AXA swaps out graphic asking cabin crew to lift heavy baggage after backlash
There are many ways to sell insurance.
Creating a furore is one of them, it seems.
On July 18, AXA PPP Healthcare (a UK-based insurance provider under AXA) was called out by Facebook page A Fly Guy’s Cabin Crew Lounge for a graphic on preventing “plane pain”.
The online community, which has more than 800,000 followers, is a space for cabin crew all over the world to commiserate and share their photos.
As a solution, AXA advised that passengers ask cabin crew to lift heavy baggage for them.
And here is A Fly Guy’s caption:
“OH HELL NO!!!!
The international insurance firm AXA released their list of travel tips and their number one suggestion for avoiding back pain when traveling is….
ASK CABIN CREW TO LIFT HEAVY BAGGAGE!
As the largest crew community on social media, why don’t we tell them what we, the cabin crew, think of their advice and also make sure we avoid AXA travel insurance and other services!
Time to take our business elsewhere.
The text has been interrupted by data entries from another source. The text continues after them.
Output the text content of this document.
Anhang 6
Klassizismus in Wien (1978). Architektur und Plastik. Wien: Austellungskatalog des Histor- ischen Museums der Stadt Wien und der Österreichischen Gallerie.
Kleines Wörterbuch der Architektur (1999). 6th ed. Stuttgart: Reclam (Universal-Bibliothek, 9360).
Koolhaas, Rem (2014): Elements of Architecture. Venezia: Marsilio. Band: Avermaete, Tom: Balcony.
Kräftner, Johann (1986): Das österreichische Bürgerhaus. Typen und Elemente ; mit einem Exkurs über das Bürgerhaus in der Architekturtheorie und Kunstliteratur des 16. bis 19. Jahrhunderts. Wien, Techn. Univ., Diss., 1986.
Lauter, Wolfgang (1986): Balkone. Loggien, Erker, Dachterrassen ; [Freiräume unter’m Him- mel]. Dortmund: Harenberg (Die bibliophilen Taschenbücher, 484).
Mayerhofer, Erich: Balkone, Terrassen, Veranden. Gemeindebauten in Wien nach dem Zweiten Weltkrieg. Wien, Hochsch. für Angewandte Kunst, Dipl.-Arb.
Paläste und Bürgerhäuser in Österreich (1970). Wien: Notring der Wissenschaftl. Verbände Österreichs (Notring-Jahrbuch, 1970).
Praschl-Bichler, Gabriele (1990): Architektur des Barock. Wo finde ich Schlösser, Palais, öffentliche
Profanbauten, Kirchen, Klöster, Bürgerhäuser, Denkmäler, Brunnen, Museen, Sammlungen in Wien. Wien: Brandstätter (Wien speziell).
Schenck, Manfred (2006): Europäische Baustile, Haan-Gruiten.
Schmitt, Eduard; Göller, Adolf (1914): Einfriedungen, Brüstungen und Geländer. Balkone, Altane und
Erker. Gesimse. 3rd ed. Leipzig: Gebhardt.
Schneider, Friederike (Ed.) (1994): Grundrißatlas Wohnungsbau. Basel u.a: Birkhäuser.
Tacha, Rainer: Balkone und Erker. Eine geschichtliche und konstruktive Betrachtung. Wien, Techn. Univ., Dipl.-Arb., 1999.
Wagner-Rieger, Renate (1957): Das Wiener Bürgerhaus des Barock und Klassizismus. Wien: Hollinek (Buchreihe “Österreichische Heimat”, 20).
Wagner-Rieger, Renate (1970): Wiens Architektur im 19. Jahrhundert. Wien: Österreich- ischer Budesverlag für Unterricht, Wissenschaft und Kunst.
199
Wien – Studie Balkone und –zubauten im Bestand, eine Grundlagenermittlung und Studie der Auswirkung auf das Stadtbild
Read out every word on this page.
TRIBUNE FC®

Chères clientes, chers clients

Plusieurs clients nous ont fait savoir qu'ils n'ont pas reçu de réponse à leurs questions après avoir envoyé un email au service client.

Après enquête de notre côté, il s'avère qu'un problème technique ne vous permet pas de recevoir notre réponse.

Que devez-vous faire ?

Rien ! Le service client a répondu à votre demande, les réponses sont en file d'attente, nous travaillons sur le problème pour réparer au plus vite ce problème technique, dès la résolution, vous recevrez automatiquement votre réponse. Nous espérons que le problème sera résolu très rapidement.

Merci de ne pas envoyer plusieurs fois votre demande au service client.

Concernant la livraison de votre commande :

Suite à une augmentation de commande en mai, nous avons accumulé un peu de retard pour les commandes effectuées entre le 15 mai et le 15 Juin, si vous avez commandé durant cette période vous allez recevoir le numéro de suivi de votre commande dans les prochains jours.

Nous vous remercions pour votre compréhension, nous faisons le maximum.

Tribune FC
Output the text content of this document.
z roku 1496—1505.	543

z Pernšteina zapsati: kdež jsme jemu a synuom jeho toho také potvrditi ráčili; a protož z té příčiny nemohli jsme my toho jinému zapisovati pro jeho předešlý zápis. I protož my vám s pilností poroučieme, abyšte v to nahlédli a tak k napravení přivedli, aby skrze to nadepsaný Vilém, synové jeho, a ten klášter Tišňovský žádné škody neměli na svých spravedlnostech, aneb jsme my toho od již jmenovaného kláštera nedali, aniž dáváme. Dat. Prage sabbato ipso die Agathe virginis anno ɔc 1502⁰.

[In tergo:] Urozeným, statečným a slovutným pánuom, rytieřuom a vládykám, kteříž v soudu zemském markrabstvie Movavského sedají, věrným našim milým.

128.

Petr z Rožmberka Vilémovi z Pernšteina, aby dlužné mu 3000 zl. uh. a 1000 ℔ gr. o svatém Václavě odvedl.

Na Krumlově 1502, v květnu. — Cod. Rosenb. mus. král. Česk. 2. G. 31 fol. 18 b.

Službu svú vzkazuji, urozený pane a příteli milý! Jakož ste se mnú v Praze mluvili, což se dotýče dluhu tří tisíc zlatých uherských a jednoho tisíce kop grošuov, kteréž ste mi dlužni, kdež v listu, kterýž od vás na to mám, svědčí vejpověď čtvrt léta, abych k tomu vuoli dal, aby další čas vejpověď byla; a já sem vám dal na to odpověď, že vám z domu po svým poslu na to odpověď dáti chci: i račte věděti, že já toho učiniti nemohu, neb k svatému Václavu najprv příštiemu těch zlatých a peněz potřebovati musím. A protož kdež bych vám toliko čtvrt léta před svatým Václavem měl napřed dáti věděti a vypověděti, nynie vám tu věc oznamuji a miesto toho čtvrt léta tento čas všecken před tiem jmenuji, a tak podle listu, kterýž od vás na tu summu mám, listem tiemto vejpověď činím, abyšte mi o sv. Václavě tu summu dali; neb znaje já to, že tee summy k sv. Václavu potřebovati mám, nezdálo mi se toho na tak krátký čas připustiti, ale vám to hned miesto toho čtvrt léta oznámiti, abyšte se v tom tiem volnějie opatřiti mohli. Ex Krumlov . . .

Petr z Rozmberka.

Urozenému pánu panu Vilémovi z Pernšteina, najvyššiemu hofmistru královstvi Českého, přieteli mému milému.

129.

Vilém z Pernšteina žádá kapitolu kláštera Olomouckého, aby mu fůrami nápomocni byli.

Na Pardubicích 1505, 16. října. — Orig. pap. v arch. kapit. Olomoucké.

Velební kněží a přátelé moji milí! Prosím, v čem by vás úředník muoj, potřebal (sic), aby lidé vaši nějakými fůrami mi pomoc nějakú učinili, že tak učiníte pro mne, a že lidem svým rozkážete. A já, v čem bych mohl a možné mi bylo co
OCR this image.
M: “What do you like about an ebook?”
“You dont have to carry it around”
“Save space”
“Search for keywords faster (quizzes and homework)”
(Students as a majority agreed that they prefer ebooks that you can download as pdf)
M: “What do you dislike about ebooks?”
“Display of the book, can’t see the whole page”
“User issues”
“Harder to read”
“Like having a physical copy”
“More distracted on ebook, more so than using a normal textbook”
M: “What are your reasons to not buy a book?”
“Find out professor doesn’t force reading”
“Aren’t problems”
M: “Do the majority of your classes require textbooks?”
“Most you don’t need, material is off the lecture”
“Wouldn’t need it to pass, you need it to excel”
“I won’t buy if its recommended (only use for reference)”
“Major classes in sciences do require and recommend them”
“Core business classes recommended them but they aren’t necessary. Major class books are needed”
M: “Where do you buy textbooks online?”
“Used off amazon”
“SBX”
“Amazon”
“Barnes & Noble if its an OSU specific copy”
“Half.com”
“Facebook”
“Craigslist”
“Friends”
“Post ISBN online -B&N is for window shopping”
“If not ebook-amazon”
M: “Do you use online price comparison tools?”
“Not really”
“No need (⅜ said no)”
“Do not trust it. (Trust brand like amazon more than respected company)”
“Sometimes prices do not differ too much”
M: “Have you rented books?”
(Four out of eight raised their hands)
Guess who travels a lot AXA? Cabin crew, and we will make sure to avoid giving our travel insurance business to a company that takes no regard for our health and safety!
Spread the word and hashtag your posts!
#axa #axainsurance #liftyourownbag #youbringityouslingit#unitedbywings #unitedagainstaxa #crewlife”
The post has since gotten over 1,200 shares and 900 comments.
Cabin crew indignant
One of the main gripes was the way cabin crew were regarded by AXA — one user called it “disrespectful”, as the advice implied that it was okay for the crew to hurt their back.
One crew member also added that they are “safety professionals”, and not just “helpers”.
Others pointed out that it would be a health hazard for the crew to constantly lift heavy baggages:
Passengers were not onboard with AXA’s advice either, as most commenters believe that stowing away the luggage was their own responsibility.
Not cabin’s crew job to stow luggage away
Cabin crew are not obligated to help passengers with their baggages.
Not only does it pose a health hazard (e.g. injuries from heavy baggage, repetitive lifting of heavy weights), but it also compromises efficiency.
This is especially so when taking into account the number of flight attendants compared with the number of passengers on a flight.
If flight crew had to help every passenger stow every piece of luggage on board a plane, the time and effort taken will be immense.
And if a passenger found the baggage too heavy to lift, chances are, the cabin crew would too.
Furthermore, according to A Fly Guy, health insurance plans usually do not cover injuries caused by heavy lifting.
However, stewards/ stewardess do assist young children or passengers who have mobility issues.
Following the backlash, AXA PPP Healthcare amended their copy and put out an apology, which has been pinned to the top of their Facebook feed.
The caption was changed to “Only pack what you can lift”.